Malori slipped around King and approached Yovenko, each step slow and cautious. Yovenko didn’t lunge, didn’t try to intimidate; he watched. Cold and emotionless. “You lied to me during the most vulnerable time of my entire life,” Malori said, low and steady, each syllable coated with malice. “You stole my child. You left me to be tormented and killed. It’s too bad for you I escaped death, because you will beg for it long before death meets you.”
Yovenko’s chilling laughter sent goose bumps across King’s neck. “Big promises, little omega.”
King watched the slow, intense way the corners of Malori’s mouth turned up, putting a wicked, terrifying smile on his lovely face. “Where’s my daughter?” Malori asked.
“You’ll never find her.”
“That’s not what I asked you, Aleks.” Quick as a whip, Malori grabbed the plastic sheath around Yovenko’s wounded dick and twisted it sharply to the right.
Yovenko screamed.
Malori lasted twenty minutes, and then he banged on the door to be released from the room, which was thick with the odors of blood and piss. The shrieks and cries bothered him less than the sight of actual blood, and then watching a grown man piss himself. Malori would gladly be the one to aim the gun at Aleks’s heart and pull the trigger, but he wasnotthe man to torture information out of him.
Too much.
The door opened from the other side, and Malori rushed into the stuffy hallway. He bolted through the open doorway opposite, which was empty and dark, and he vomited onto the floor. Pancakes and juice and bile joined whatever mess had been left by the previous tenants. He choked and heaved, and then someone was taking him elsewhere. Outside into the sunshine and fresh air.
Hartford. “You’re okay, son, it’s okay,” he said quietly, over and over, as he led Malori to the SUV. The engine was running, the interior cool, and a bottle of water appeared in Malori’s hands. He sipped at it, stomach sore, hands trembling, sloshing drops of water onto his lap. He finally noticed he was in the backseat, Hartford on the bench beside him.
“I can’t,” Malori gasped. “I can’t.”
“It’s okay, the boss said earlier you might not. It’s fine. Breathe, okay?”
“I wanted to.”
“I know. Not everyone can.”
Malori growled, annoyed at how calm Hartford was about all this. Then again, for as long as he’d known the tall, quiet bodyguard, Hartford had exuded calm and competency. Not much fazed him. “I should have hurt him more.”

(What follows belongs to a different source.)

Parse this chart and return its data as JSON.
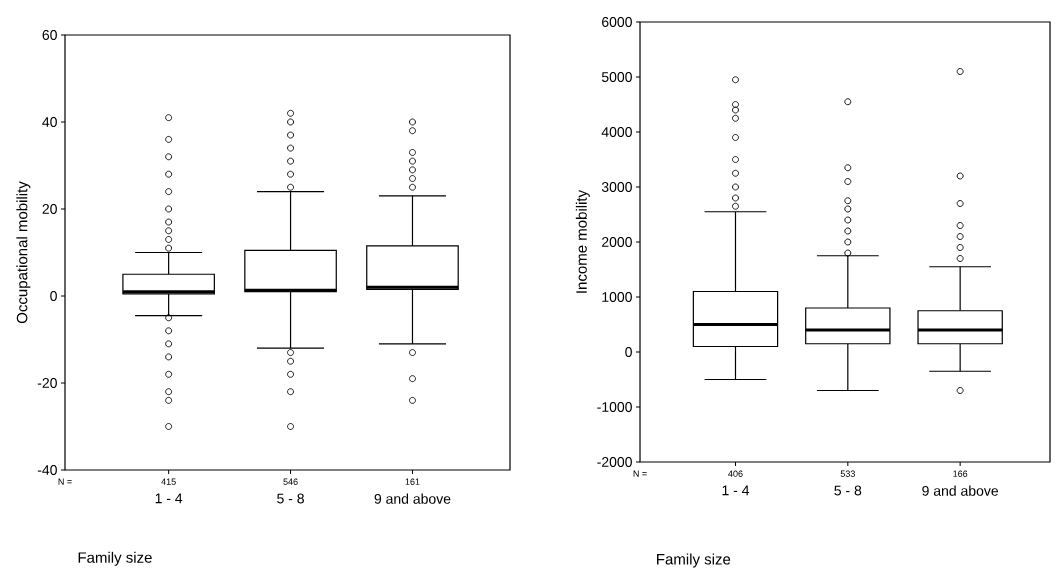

“You did enough. You did what you could handle, Mr. Cann. And this might not be my place to say, but do you know what this shows me about you?” When Malori shook his head no, Hartford smiled. “It shows that, despite the hell you survived, despite the men and women who tried to break you for years? You’re still a kind person. You hurt others when you must, but at heart, you aren’t cruel. And that’s a good thing.”
“Feels weak.”
“It’s a strength. Believe it or not, it’s easier to be a cruel person than to be a kind one. Kindness requires empathy and thought and deliberate action. All cruelty needs is opportunity.”
Malori appreciated the sentiments, even if he wasn’t sure he agreed. “He didn’t tell me about my daughter.”
“The boss will get it out of him. Eventually, Mr. Kingston will know if that guy stole a candy bar from a convenience store when he was eight. And if Yovenko truly doesn’t know where she is, the boss will learn that, too. And then we’ll go from there.”
“Will King kill him?”
“Not without your permission.”
“Then can I go home? I want my baby.”
“Of course. Sit tight.” Hartford had his phone to his ear as he slid out of the SUV. Shut the door and walked around to the driver’s side while he spoke.
Malori glared at the dilapidated building beside him, annoyed at his weakness, but also glad King had enough strength to support them both. They were simply built different. If Yovenko had been standing between Malori and his daughter, an actual barrier to her safety, Malori would have torn him topieces, one limb at a time, and he wouldn’t have been bothered by the bloody results. But he couldn’t stand there and torture someone who was tied down and helpless.
Malori was not that guy. But he loved a man who was.
I do love him. For all that he’s done, for all that he is.